Enter, with suitable Lone Ranger overtones, detective Will Dormer (Al Pacino) and his partner Hap (Martin Donovan), flying over glaciers to the Land of the Midnight Sun, Nightmute, Alaska. Dormer hunts not clues but guilt, honing in on each witness and, with a few cruelly clairvoyant insights, reducing each in turn to blobs of quivering id. Identify, expose, flay, discard: like a Freudian Terminator, Dormer slashes open the psyche of everyone he meets, sparing only eager young detective Ellie Burr (Hilary Swank), pretty and smart and idealistic and adoring … until he is trumped by his antagonist, his alter ego, crime novelist Walter Finch (Robin Williams), whom he encounters via a sleepless-night phone call. I did it, Finch announces matter-of-factly as one might present a business card. "We're partners now."

Now, finally, the film really begins.

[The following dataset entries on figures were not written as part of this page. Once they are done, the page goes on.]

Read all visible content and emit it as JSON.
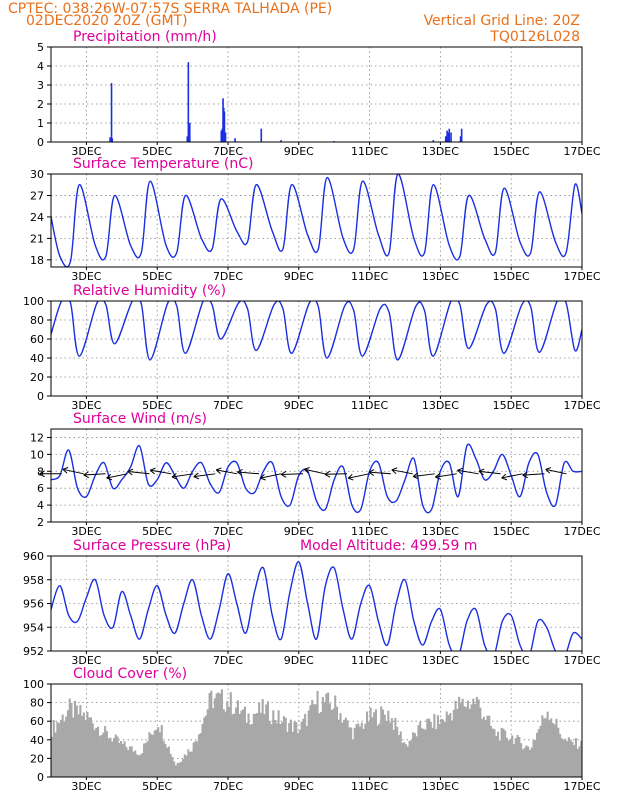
{
  "header": {
    "line1_left": "CPTEC:   038:26W-07:57S   SERRA TALHADA (PE)",
    "line2_left": "02DEC2020 20Z (GMT)",
    "line2_right": "Vertical Grid Line: 20Z",
    "line3_right": "TQ0126L028"
  },
  "colors": {
    "header": "#e8701a",
    "title": "#e0009a",
    "series": "#1a2fe0",
    "cloud": "#a8a8a8"
  },
  "chart_data": [
    {
      "id": "precipitation",
      "type": "bar",
      "title": "Precipitation (mm/h)",
      "xlabel": "",
      "ylabel": "",
      "ylim": [
        0,
        5
      ],
      "yticks": [
        0,
        1,
        2,
        3,
        4,
        5
      ],
      "xlim": [
        0,
        15
      ],
      "grid": true,
      "x_ticks": [
        {
          "x": 1,
          "label": "3DEC"
        },
        {
          "x": 3,
          "label": "5DEC"
        },
        {
          "x": 5,
          "label": "7DEC"
        },
        {
          "x": 7,
          "label": "9DEC"
        },
        {
          "x": 9,
          "label": "11DEC"
        },
        {
          "x": 11,
          "label": "13DEC"
        },
        {
          "x": 13,
          "label": "15DEC"
        },
        {
          "x": 15,
          "label": "17DEC"
        }
      ],
      "x": [
        1.67,
        1.71,
        1.73,
        3.85,
        3.88,
        3.92,
        4.81,
        4.84,
        4.86,
        4.88,
        4.9,
        4.93,
        5.2,
        5.94,
        6.5,
        8.0,
        10.8,
        11.15,
        11.19,
        11.22,
        11.25,
        11.3,
        11.57,
        11.6
      ],
      "values": [
        0.25,
        3.1,
        0.2,
        0.3,
        4.2,
        1.0,
        0.6,
        0.7,
        2.3,
        1.8,
        1.6,
        0.5,
        0.2,
        0.7,
        0.1,
        0.05,
        0.1,
        0.3,
        0.6,
        0.5,
        0.7,
        0.5,
        0.3,
        0.7
      ]
    },
    {
      "id": "surface_temperature",
      "type": "line",
      "title": "Surface Temperature (nC)",
      "xlabel": "",
      "ylabel": "",
      "ylim": [
        17,
        30
      ],
      "yticks": [
        18,
        21,
        24,
        27,
        30
      ],
      "xlim": [
        0,
        15
      ],
      "grid": true,
      "x_ticks": [
        {
          "x": 1,
          "label": "3DEC"
        },
        {
          "x": 3,
          "label": "5DEC"
        },
        {
          "x": 5,
          "label": "7DEC"
        },
        {
          "x": 7,
          "label": "9DEC"
        },
        {
          "x": 9,
          "label": "11DEC"
        },
        {
          "x": 11,
          "label": "13DEC"
        },
        {
          "x": 13,
          "label": "15DEC"
        },
        {
          "x": 15,
          "label": "17DEC"
        }
      ],
      "x": [
        0,
        0.25,
        0.55,
        0.8,
        1.25,
        1.55,
        1.8,
        2.25,
        2.55,
        2.8,
        3.25,
        3.55,
        3.8,
        4.25,
        4.55,
        4.8,
        5.25,
        5.55,
        5.8,
        6.25,
        6.55,
        6.8,
        7.25,
        7.55,
        7.8,
        8.25,
        8.55,
        8.8,
        9.25,
        9.55,
        9.8,
        10.25,
        10.55,
        10.8,
        11.25,
        11.55,
        11.8,
        12.25,
        12.55,
        12.8,
        13.25,
        13.55,
        13.8,
        14.25,
        14.55,
        14.8,
        15
      ],
      "values": [
        24,
        18.5,
        17.8,
        28.5,
        20,
        18.5,
        27,
        20,
        19,
        29,
        20,
        19,
        27,
        21,
        19.5,
        26.5,
        22,
        20.5,
        28.5,
        22,
        19.5,
        28.5,
        21.5,
        19.5,
        29.5,
        21,
        19.5,
        29,
        21.5,
        19,
        30,
        21,
        19,
        28.5,
        20,
        18.5,
        27,
        21,
        19,
        28,
        20.5,
        19,
        27.5,
        20.5,
        19,
        28.5,
        24.5
      ]
    },
    {
      "id": "relative_humidity",
      "type": "line",
      "title": "Relative Humidity (%)",
      "xlabel": "",
      "ylabel": "",
      "ylim": [
        0,
        100
      ],
      "yticks": [
        0,
        20,
        40,
        60,
        80,
        100
      ],
      "xlim": [
        0,
        15
      ],
      "grid": true,
      "x_ticks": [
        {
          "x": 1,
          "label": "3DEC"
        },
        {
          "x": 3,
          "label": "5DEC"
        },
        {
          "x": 5,
          "label": "7DEC"
        },
        {
          "x": 7,
          "label": "9DEC"
        },
        {
          "x": 9,
          "label": "11DEC"
        },
        {
          "x": 11,
          "label": "13DEC"
        },
        {
          "x": 13,
          "label": "15DEC"
        },
        {
          "x": 15,
          "label": "17DEC"
        }
      ],
      "x": [
        0,
        0.3,
        0.55,
        0.8,
        1.3,
        1.55,
        1.8,
        2.3,
        2.55,
        2.8,
        3.3,
        3.55,
        3.8,
        4.3,
        4.55,
        4.8,
        5.3,
        5.55,
        5.8,
        6.3,
        6.55,
        6.8,
        7.3,
        7.55,
        7.8,
        8.3,
        8.55,
        8.8,
        9.3,
        9.55,
        9.8,
        10.3,
        10.55,
        10.8,
        11.3,
        11.55,
        11.8,
        12.3,
        12.55,
        12.8,
        13.3,
        13.55,
        13.8,
        14.3,
        14.55,
        14.8,
        15
      ],
      "values": [
        65,
        100,
        98,
        42,
        98,
        96,
        55,
        100,
        97,
        38,
        98,
        95,
        45,
        100,
        96,
        60,
        98,
        92,
        48,
        96,
        92,
        45,
        98,
        94,
        40,
        95,
        90,
        42,
        92,
        88,
        38,
        94,
        90,
        42,
        100,
        96,
        50,
        96,
        92,
        45,
        96,
        94,
        46,
        100,
        98,
        48,
        70
      ]
    },
    {
      "id": "surface_wind",
      "type": "line",
      "title": "Surface Wind (m/s)",
      "xlabel": "",
      "ylabel": "",
      "ylim": [
        2,
        13
      ],
      "yticks": [
        2,
        4,
        6,
        8,
        10,
        12
      ],
      "xlim": [
        0,
        15
      ],
      "grid": true,
      "x_ticks": [
        {
          "x": 1,
          "label": "3DEC"
        },
        {
          "x": 3,
          "label": "5DEC"
        },
        {
          "x": 5,
          "label": "7DEC"
        },
        {
          "x": 7,
          "label": "9DEC"
        },
        {
          "x": 9,
          "label": "11DEC"
        },
        {
          "x": 11,
          "label": "13DEC"
        },
        {
          "x": 13,
          "label": "15DEC"
        },
        {
          "x": 15,
          "label": "17DEC"
        }
      ],
      "x": [
        0,
        0.25,
        0.5,
        0.75,
        1.0,
        1.25,
        1.5,
        1.75,
        2.0,
        2.25,
        2.5,
        2.75,
        3.0,
        3.25,
        3.5,
        3.75,
        4.0,
        4.25,
        4.5,
        4.75,
        5.0,
        5.25,
        5.5,
        5.75,
        6.0,
        6.25,
        6.5,
        6.75,
        7.0,
        7.25,
        7.5,
        7.75,
        8.0,
        8.25,
        8.5,
        8.75,
        9.0,
        9.25,
        9.5,
        9.75,
        10.0,
        10.25,
        10.5,
        10.75,
        11.0,
        11.25,
        11.5,
        11.75,
        12.0,
        12.25,
        12.5,
        12.75,
        13.0,
        13.25,
        13.5,
        13.75,
        14.0,
        14.25,
        14.5,
        14.75,
        15.0
      ],
      "values": [
        7,
        7.5,
        10.5,
        6,
        5,
        7.5,
        9,
        6,
        7,
        8.5,
        11,
        6.5,
        7,
        9,
        7.5,
        6,
        8,
        9,
        6.5,
        5.5,
        8.5,
        9,
        6,
        5.5,
        8,
        9,
        5,
        4,
        7.5,
        8,
        4.5,
        3.5,
        7,
        8.5,
        4,
        3.5,
        8,
        9,
        5,
        4.5,
        7,
        9.5,
        4,
        3.5,
        8,
        9,
        5,
        11,
        9.5,
        7,
        8,
        10,
        7.5,
        5,
        9,
        10,
        5.5,
        4,
        9,
        8,
        8
      ]
    },
    {
      "id": "surface_pressure",
      "type": "line",
      "title": "Surface Pressure (hPa)",
      "annotation": "Model Altitude: 499.59  m",
      "xlabel": "",
      "ylabel": "",
      "ylim": [
        952,
        960
      ],
      "yticks": [
        952,
        954,
        956,
        958,
        960
      ],
      "xlim": [
        0,
        15
      ],
      "grid": true,
      "x_ticks": [
        {
          "x": 1,
          "label": "3DEC"
        },
        {
          "x": 3,
          "label": "5DEC"
        },
        {
          "x": 5,
          "label": "7DEC"
        },
        {
          "x": 7,
          "label": "9DEC"
        },
        {
          "x": 9,
          "label": "11DEC"
        },
        {
          "x": 11,
          "label": "13DEC"
        },
        {
          "x": 13,
          "label": "15DEC"
        },
        {
          "x": 15,
          "label": "17DEC"
        }
      ],
      "x": [
        0,
        0.25,
        0.5,
        0.75,
        1.0,
        1.25,
        1.5,
        1.75,
        2.0,
        2.25,
        2.5,
        2.75,
        3.0,
        3.25,
        3.5,
        3.75,
        4.0,
        4.25,
        4.5,
        4.75,
        5.0,
        5.25,
        5.5,
        5.75,
        6.0,
        6.25,
        6.5,
        6.75,
        7.0,
        7.25,
        7.5,
        7.75,
        8.0,
        8.25,
        8.5,
        8.75,
        9.0,
        9.25,
        9.5,
        9.75,
        10.0,
        10.25,
        10.5,
        10.75,
        11.0,
        11.25,
        11.5,
        11.75,
        12.0,
        12.25,
        12.5,
        12.75,
        13.0,
        13.25,
        13.5,
        13.75,
        14.0,
        14.25,
        14.5,
        14.75,
        15.0
      ],
      "values": [
        955.5,
        957.5,
        955,
        954.5,
        956.5,
        958,
        955,
        954,
        957,
        955,
        953,
        955.5,
        957.5,
        955,
        953.5,
        956,
        958,
        955,
        953,
        955.5,
        958.5,
        956,
        953.5,
        957,
        959,
        955,
        953,
        957,
        959.5,
        956,
        953,
        957.5,
        959,
        955.5,
        953,
        956,
        957.5,
        954.5,
        952.5,
        956,
        958,
        954.5,
        952.5,
        954.5,
        955.5,
        952.5,
        951.5,
        954.5,
        955.5,
        952.5,
        951.5,
        954.5,
        955,
        952.5,
        951.5,
        954.5,
        954,
        952,
        951.5,
        953.5,
        953
      ]
    },
    {
      "id": "cloud_cover",
      "type": "area",
      "title": "Cloud Cover (%)",
      "xlabel": "",
      "ylabel": "",
      "ylim": [
        0,
        100
      ],
      "yticks": [
        0,
        20,
        40,
        60,
        80,
        100
      ],
      "xlim": [
        0,
        15
      ],
      "grid": true,
      "x_ticks": [
        {
          "x": 1,
          "label": "3DEC"
        },
        {
          "x": 3,
          "label": "5DEC"
        },
        {
          "x": 5,
          "label": "7DEC"
        },
        {
          "x": 7,
          "label": "9DEC"
        },
        {
          "x": 9,
          "label": "11DEC"
        },
        {
          "x": 11,
          "label": "13DEC"
        },
        {
          "x": 13,
          "label": "15DEC"
        },
        {
          "x": 15,
          "label": "17DEC"
        }
      ],
      "x": [
        0,
        0.5,
        1.0,
        1.5,
        2.0,
        2.5,
        3.0,
        3.5,
        4.0,
        4.5,
        5.0,
        5.5,
        6.0,
        6.5,
        7.0,
        7.5,
        8.0,
        8.5,
        9.0,
        9.5,
        10.0,
        10.5,
        11.0,
        11.5,
        12.0,
        12.5,
        13.0,
        13.5,
        14.0,
        14.5,
        15.0
      ],
      "values": [
        60,
        85,
        75,
        55,
        40,
        30,
        70,
        15,
        40,
        98,
        95,
        75,
        85,
        70,
        60,
        95,
        90,
        55,
        75,
        80,
        40,
        65,
        70,
        90,
        95,
        55,
        50,
        35,
        85,
        45,
        40
      ]
    }
  ]
}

Knowing that Finch did it, but for clumsy cliché plot reasons unable to act on this knowledge, Dormer engages Finch in a fascinating game of psychological chess:

INSOMNIA owes much to ANATOMY OF A MURDER, Otto Preminger's 1959 courtroom drama. We know Lieutenant Manion (Ben Gazzara) shot Barney Quill: murder or temporary insanity? We know Finch killed Kay Connell; did he mean to?

Where Dormer is a moral absolutist -- right and wrong, black and white -- Finch is the honeyed voice of moral relativism. In our hearts all souls are gray, and through the fog of gray ambiguity he croons to Dormer, accept that you and I are alike, and you can take comfort that I understand you. It is the same seductive warped mirror that Belloc holds before Indiana Jones in RAIDERS: "We are not so unalike, you and I. It would take only the smallest nudge" -- Belloc savors the word -- "to push you out of the light."

In Nightmute, light itself plays false. Day and night are indistinguishable. The body's clocks are interrupted. Dormer cannot sleep, his insomnia eroding not just his detecting skills but also his moral compass. Director Christopher Nolan (MEMENTO) loves unreliable narrators, here using jerky handheld shots, intercut incomplete-flashback imagery, and rising and falling sound effects to show us Dormer's failing reason. Why did I do it? Dormer wonders obsessively, just as Finch wishes him to. What did I intend?

Although Swank and Donovan deliver perfectly presentable performance, INSOMNIA depends on its two leads, Williams and especially Pacino. Successful comedians seek respectability as dramatic actors by channeling their humor into attitude (Kevin Pollak in THE USUAL SUSPECTS) or playing against their madcap younger selves (Steve Martin in THE SPANISH PRISONER) to generate an aura of foreboding. Of an ordinary actor we would suspect nothing, but this is Robin Williams, Mork from Ork, and because the audience knows the actor can bust out in a microsecond, we are seat-edge wondering if his character will.

Pacino has played crooks or cops his whole career. In INSOMNIA, he relies for character definition mainly on his gaunt disheveled visage and peremptory growl, substituting them for genuine acting as a toothless German shepherd still barks at every sound. He fuses the these-eyes-have-seen-too-much detective he played in SEA OF LOVE with the brusque martinet of SCENT OF A WOMAN. The performance is mannered, even baroque, just this side of annoying.

INSOMNIA is better made than its acting, the direction and cinematography creating a world that is both beautifully real and cleverly metaphoric, light and sleep standing both for themselves and as symbols for a half-dozen concepts. Few movies both absorb during their action and provoke reflection afterwards. INSOMNIA does. Few American remakes outstrip their foreign inspirations. INSOMNIA does.